Given $$\underset{x\to 0}{\lim }\left(2+\frac{f\left(x\right)}{x^3}\right)=4$$

$$\Rightarrow$$ $$\underset{x\to 0}{\lim }\left(2+\frac{a{x}^5+b{x}^4+c{x}^3+d{x}^2+ex+f}{x^3}\right)$$ = 4

As this limit exists so d = e = f = 0

$$\therefore$$ f(x) = ax⁵ + bx⁴ + cx³

$$\underset{x\to 0}{\lim }\left(2+\frac{a{x}^5+b{x}^4+c{x}^3}{x^3}\right)$$ = 4

$$\Rightarrow$$ 2 + c = 4

$$\Rightarrow$$ c = 2

$$\therefore$$ f(x) = ax⁵ + bx⁴ + 2x³

$$\Rightarrow$$ f'(x) = 5ax⁴ + 4bx³ + 6x²

As x = ±1 are its critical points so f'(x) = 0 at x = ±1.

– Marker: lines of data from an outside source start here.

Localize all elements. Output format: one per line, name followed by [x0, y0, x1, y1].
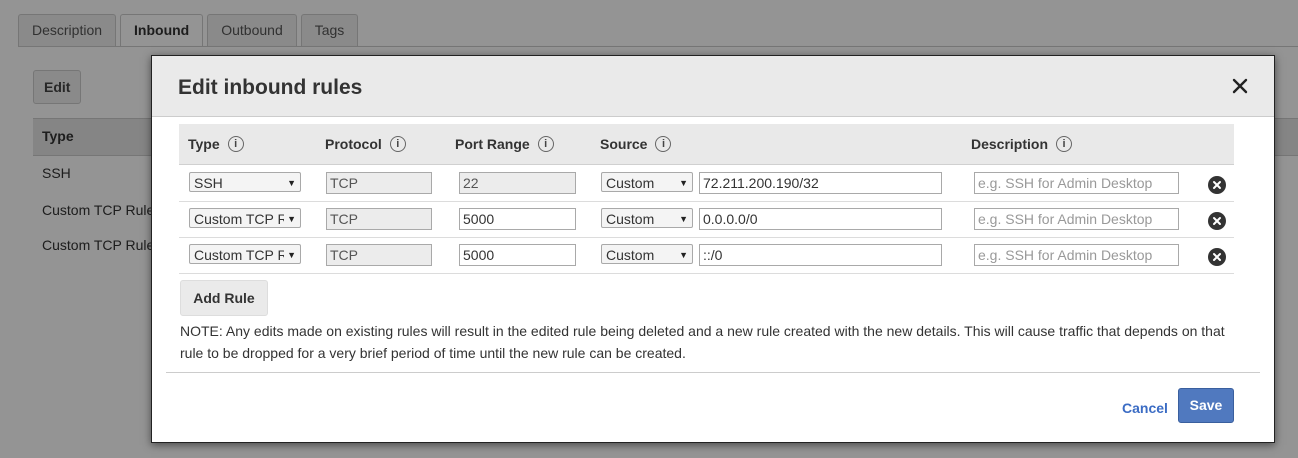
caret-down-icon: ▼: [287, 214, 296, 224]
caret-down-icon: ▼: [679, 214, 688, 224]
description-input[interactable]: [974, 172, 1179, 194]
info-icon[interactable]: i: [537, 136, 554, 152]
info-icon[interactable]: i: [655, 136, 672, 152]
source-cidr-input[interactable]: [699, 244, 942, 266]
type-select[interactable]: SSH ▼: [189, 172, 301, 192]
footer-divider: [166, 372, 1260, 373]
col-description-label: Description: [971, 136, 1049, 152]
source-type-select[interactable]: Custom ▼: [601, 244, 693, 264]
edit-warning-note: NOTE: Any edits made on existing rules w…: [180, 323, 1225, 361]
info-icon[interactable]: i: [1056, 136, 1073, 152]
rule-row: SSH ▼ Custom ▼: [179, 165, 1234, 202]
close-icon[interactable]: [1230, 76, 1250, 96]
add-rule-button[interactable]: Add Rule: [180, 280, 268, 316]
caret-down-icon: ▼: [287, 178, 296, 188]
description-input[interactable]: [974, 244, 1179, 266]
col-protocol-header: Protocol i: [325, 136, 406, 152]
rules-table-header: Type i Protocol i Port Range i Source i …: [179, 124, 1234, 165]
col-source-header: Source i: [600, 136, 672, 152]
col-port-range-label: Port Range: [455, 136, 530, 152]
col-type-label: Type: [188, 136, 220, 152]
col-source-label: Source: [600, 136, 648, 152]
type-select-value: Custom TCP R: [194, 247, 284, 263]
remove-circle-icon[interactable]: [1208, 248, 1226, 266]
modal-header: Edit inbound rules: [152, 56, 1274, 117]
col-protocol-label: Protocol: [325, 136, 382, 152]
caret-down-icon: ▼: [287, 250, 296, 260]
protocol-field: [326, 172, 432, 194]
modal-body: Type i Protocol i Port Range i Source i …: [152, 117, 1274, 442]
source-type-select[interactable]: Custom ▼: [601, 172, 693, 192]
save-button[interactable]: Save: [1178, 388, 1234, 423]
type-select-value: Custom TCP R: [194, 211, 284, 227]
caret-down-icon: ▼: [679, 178, 688, 188]
port-range-input[interactable]: [459, 208, 576, 230]
modal-title: Edit inbound rules: [178, 76, 363, 99]
type-select-value: SSH: [194, 175, 223, 191]
col-type-header: Type i: [188, 136, 244, 152]
source-cidr-input[interactable]: [699, 208, 942, 230]
port-range-input[interactable]: [459, 244, 576, 266]
info-icon[interactable]: i: [389, 136, 406, 152]
source-type-value: Custom: [606, 211, 655, 227]
rule-row: Custom TCP R ▼ Custom ▼: [179, 201, 1234, 238]
description-input[interactable]: [974, 208, 1179, 230]
cancel-button[interactable]: Cancel: [1122, 400, 1168, 416]
remove-circle-icon[interactable]: [1208, 212, 1226, 230]
type-select[interactable]: Custom TCP R ▼: [189, 244, 301, 264]
col-description-header: Description i: [971, 136, 1073, 152]
source-type-value: Custom: [606, 247, 655, 263]
source-cidr-input[interactable]: [699, 172, 942, 194]
type-select[interactable]: Custom TCP R ▼: [189, 208, 301, 228]
remove-circle-icon[interactable]: [1208, 176, 1226, 194]
protocol-field: [326, 208, 432, 230]
source-type-select[interactable]: Custom ▼: [601, 208, 693, 228]
col-port-range-header: Port Range i: [455, 136, 554, 152]
source-type-value: Custom: [606, 175, 655, 191]
protocol-field: [326, 244, 432, 266]
rule-row: Custom TCP R ▼ Custom ▼: [179, 237, 1234, 274]
edit-inbound-rules-modal: Edit inbound rules Type i Protocol i Por…: [151, 55, 1275, 443]
caret-down-icon: ▼: [679, 250, 688, 260]
port-range-field: [459, 172, 576, 194]
info-icon[interactable]: i: [227, 136, 244, 152]
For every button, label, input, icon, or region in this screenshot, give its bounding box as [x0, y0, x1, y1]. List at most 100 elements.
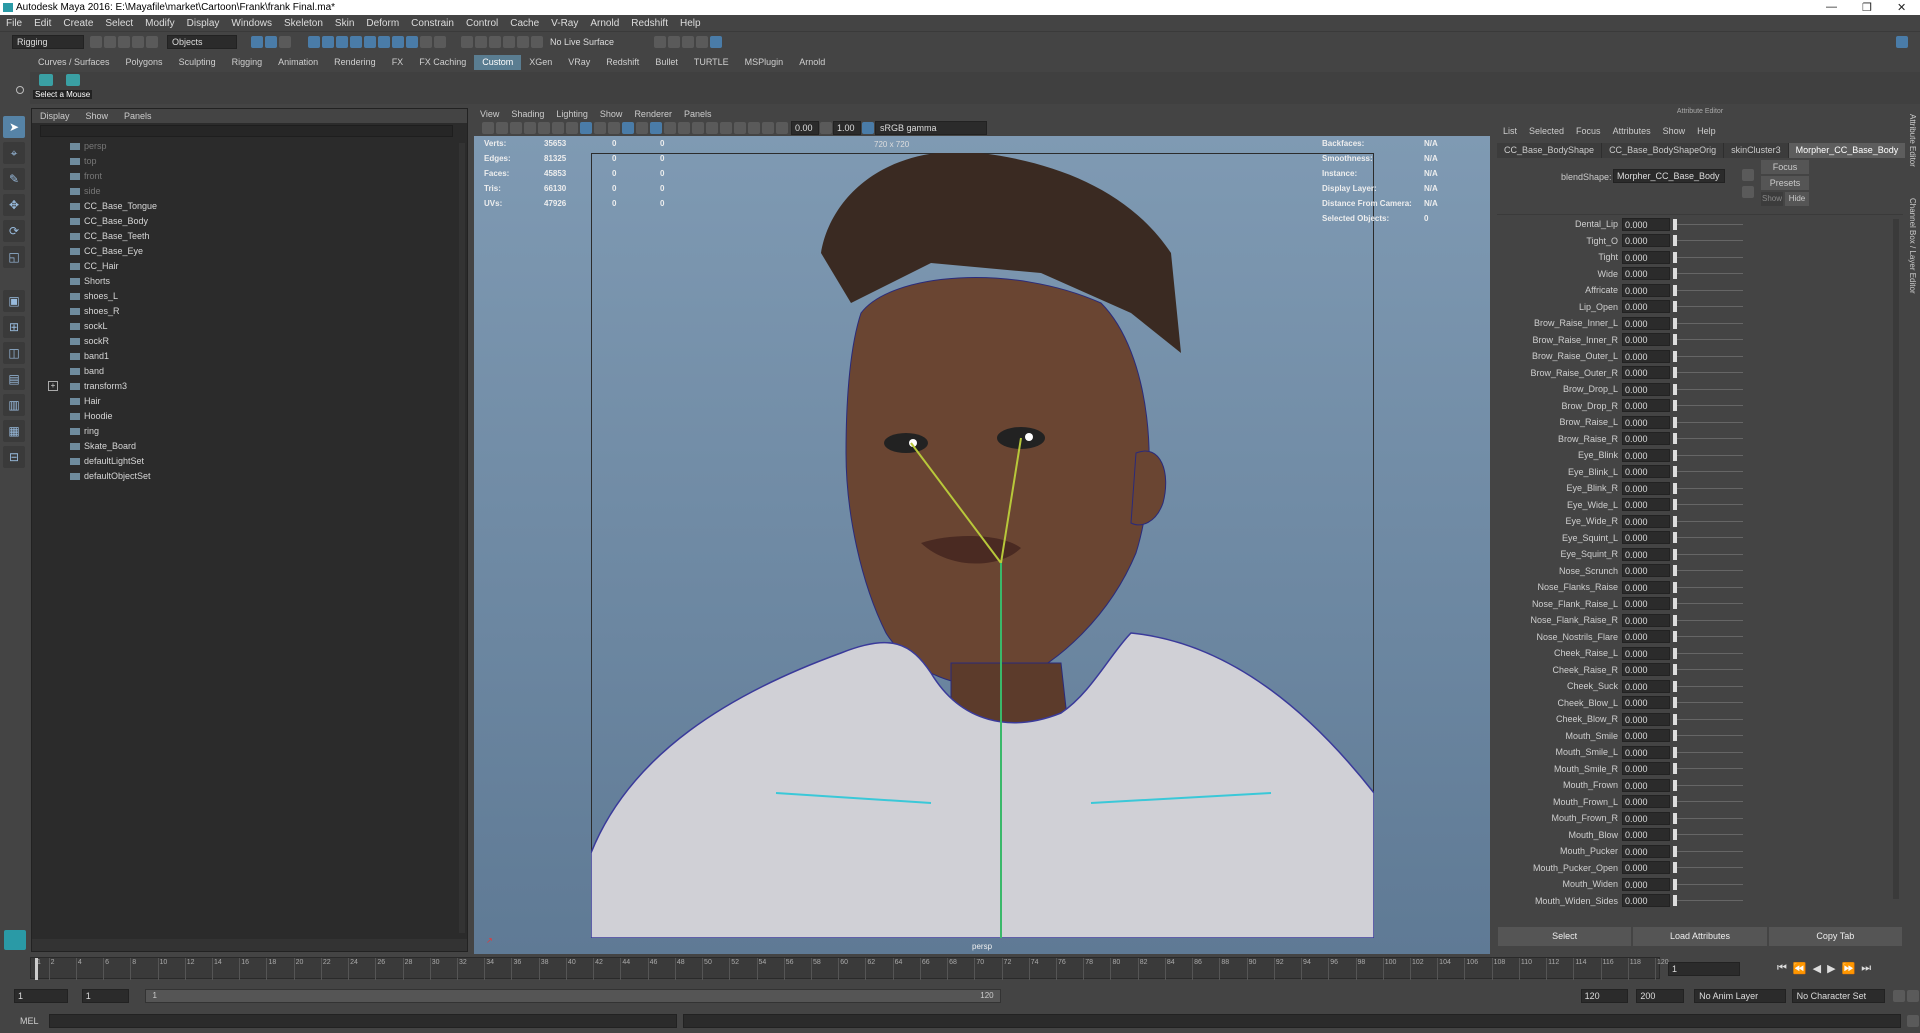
- node-tab-cc-base-bodyshape[interactable]: CC_Base_BodyShape: [1497, 143, 1603, 158]
- target-weight-slider[interactable]: [1673, 762, 1743, 775]
- node-tab-cc-base-bodyshapeorig[interactable]: CC_Base_BodyShapeOrig: [1602, 143, 1725, 158]
- snap-surface-icon[interactable]: [364, 36, 376, 48]
- lasso-tool-icon[interactable]: ⌖: [3, 142, 25, 164]
- target-weight-field[interactable]: 0.000: [1622, 316, 1670, 330]
- slider-knob[interactable]: [1673, 350, 1677, 362]
- load-attributes-button[interactable]: Load Attributes: [1633, 927, 1767, 946]
- outliner-item[interactable]: persp: [32, 139, 467, 154]
- shelf-tab-fx[interactable]: FX: [384, 55, 412, 70]
- grid-toggle-icon[interactable]: [538, 122, 550, 134]
- shelf-tab-xgen[interactable]: XGen: [521, 55, 560, 70]
- target-weight-slider[interactable]: [1673, 284, 1743, 297]
- shelf-tab-msplugin[interactable]: MSPlugin: [737, 55, 792, 70]
- outliner-item[interactable]: front: [32, 169, 467, 184]
- snap-live-icon[interactable]: [392, 36, 404, 48]
- outliner-item[interactable]: band: [32, 364, 467, 379]
- color-management-icon[interactable]: [862, 122, 874, 134]
- shelf-tab-turtle[interactable]: TURTLE: [686, 55, 737, 70]
- target-weight-slider[interactable]: [1673, 878, 1743, 891]
- target-weight-slider[interactable]: [1673, 416, 1743, 429]
- motion-blur-icon[interactable]: [720, 122, 732, 134]
- target-weight-field[interactable]: 0.000: [1622, 217, 1670, 231]
- image-plane-icon[interactable]: [524, 122, 536, 134]
- slider-knob[interactable]: [1673, 697, 1677, 709]
- shelf-tab-polygons[interactable]: Polygons: [118, 55, 171, 70]
- slider-knob[interactable]: [1673, 565, 1677, 577]
- exposure-field[interactable]: 0.00: [791, 121, 819, 135]
- playback-start-field[interactable]: 1: [81, 989, 130, 1003]
- slider-knob[interactable]: [1673, 845, 1677, 857]
- slider-knob[interactable]: [1673, 812, 1677, 824]
- undo-icon[interactable]: [132, 36, 144, 48]
- open-scene-icon[interactable]: [104, 36, 116, 48]
- menu-help[interactable]: Help: [680, 15, 701, 32]
- vray-icon[interactable]: [531, 36, 543, 48]
- step-back-icon[interactable]: ◀: [1813, 962, 1821, 975]
- target-weight-field[interactable]: 0.000: [1622, 795, 1670, 809]
- render-settings-icon[interactable]: [489, 36, 501, 48]
- target-weight-field[interactable]: 0.000: [1622, 745, 1670, 759]
- graph-layout-icon[interactable]: ▥: [3, 394, 25, 416]
- target-weight-field[interactable]: 0.000: [1622, 646, 1670, 660]
- target-weight-field[interactable]: 0.000: [1622, 448, 1670, 462]
- slider-knob[interactable]: [1673, 317, 1677, 329]
- timeline-ticks[interactable]: 1 2 4 6 8 10 12 14 16 18 20 22 24 26 28 30 32 34 36 38 40 42 4…: [30, 957, 1669, 980]
- target-weight-slider[interactable]: [1673, 696, 1743, 709]
- select-component-icon[interactable]: [279, 36, 291, 48]
- menu-constrain[interactable]: Constrain: [411, 15, 454, 32]
- target-weight-slider[interactable]: [1673, 564, 1743, 577]
- command-input[interactable]: [48, 1014, 677, 1028]
- target-weight-field[interactable]: 0.000: [1622, 712, 1670, 726]
- outliner-item[interactable]: defaultObjectSet: [32, 469, 467, 484]
- target-weight-slider[interactable]: [1673, 812, 1743, 825]
- outliner-item[interactable]: shoes_R: [32, 304, 467, 319]
- slider-knob[interactable]: [1673, 218, 1677, 230]
- target-weight-slider[interactable]: [1673, 515, 1743, 528]
- target-weight-field[interactable]: 0.000: [1622, 333, 1670, 347]
- target-weight-field[interactable]: 0.000: [1622, 300, 1670, 314]
- display-toggle-icon[interactable]: [696, 36, 709, 48]
- snap-grid-icon[interactable]: [308, 36, 320, 48]
- viewport-menu-shading[interactable]: Shading: [511, 108, 544, 120]
- slider-knob[interactable]: [1673, 532, 1677, 544]
- target-weight-slider[interactable]: [1673, 663, 1743, 676]
- shelf-tab-arnold[interactable]: Arnold: [791, 55, 833, 70]
- menu-create[interactable]: Create: [63, 15, 93, 32]
- target-weight-field[interactable]: 0.000: [1622, 481, 1670, 495]
- target-weight-field[interactable]: 0.000: [1622, 696, 1670, 710]
- wireframe-on-shaded-icon[interactable]: [650, 122, 662, 134]
- target-weight-field[interactable]: 0.000: [1622, 861, 1670, 875]
- outliner-item[interactable]: Hair: [32, 394, 467, 409]
- target-weight-field[interactable]: 0.000: [1622, 382, 1670, 396]
- menu-file[interactable]: File: [6, 15, 22, 32]
- slider-knob[interactable]: [1673, 482, 1677, 494]
- attr-menu-show[interactable]: Show: [1663, 124, 1686, 138]
- target-weight-field[interactable]: 0.000: [1622, 415, 1670, 429]
- target-weight-slider[interactable]: [1673, 267, 1743, 280]
- outliner-item[interactable]: sockL: [32, 319, 467, 334]
- shelf-tab-curves-surfaces[interactable]: Curves / Surfaces: [30, 55, 118, 70]
- history-icon[interactable]: [406, 36, 418, 48]
- custom-layout-icon[interactable]: ⊟: [3, 446, 25, 468]
- target-weight-slider[interactable]: [1673, 894, 1743, 907]
- menu-arnold[interactable]: Arnold: [590, 15, 619, 32]
- camera-attr-icon[interactable]: [496, 122, 508, 134]
- target-weight-slider[interactable]: [1673, 366, 1743, 379]
- safe-action-icon[interactable]: [608, 122, 620, 134]
- target-weight-slider[interactable]: [1673, 300, 1743, 313]
- select-button[interactable]: Select: [1498, 927, 1632, 946]
- goto-input-icon[interactable]: [1742, 169, 1754, 181]
- target-weight-field[interactable]: 0.000: [1622, 630, 1670, 644]
- viewport-menu-panels[interactable]: Panels: [684, 108, 712, 120]
- target-weight-field[interactable]: 0.000: [1622, 267, 1670, 281]
- single-view-layout-icon[interactable]: ▣: [3, 290, 25, 312]
- step-back-key-icon[interactable]: ⏪: [1793, 962, 1807, 975]
- slider-knob[interactable]: [1673, 614, 1677, 626]
- slider-knob[interactable]: [1673, 251, 1677, 263]
- slider-knob[interactable]: [1673, 466, 1677, 478]
- shelf-tab-rigging[interactable]: Rigging: [224, 55, 271, 70]
- end-time-field[interactable]: 200: [1636, 989, 1685, 1003]
- slider-knob[interactable]: [1673, 367, 1677, 379]
- isolate-icon[interactable]: [734, 122, 746, 134]
- target-weight-slider[interactable]: [1673, 234, 1743, 247]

f'(1) = 5a + 4b + 6 = 0 ....(1)

and f'(-1) = 5a - 4b + 6 = 0 .....(2)

Solving (1) and (2),

a = $$-\frac{6}{5}$$ and b = 0

$$\therefore$$ f(x) = $$-\frac{6}{5}{x}^5+2x^3$$

So f'(x) = -6x⁴ + 6x² = 6x²(1 + x)(1 - x)

Sign scheme for f'(x)



It is clear that maxima at x = 1 and minima at x = –1.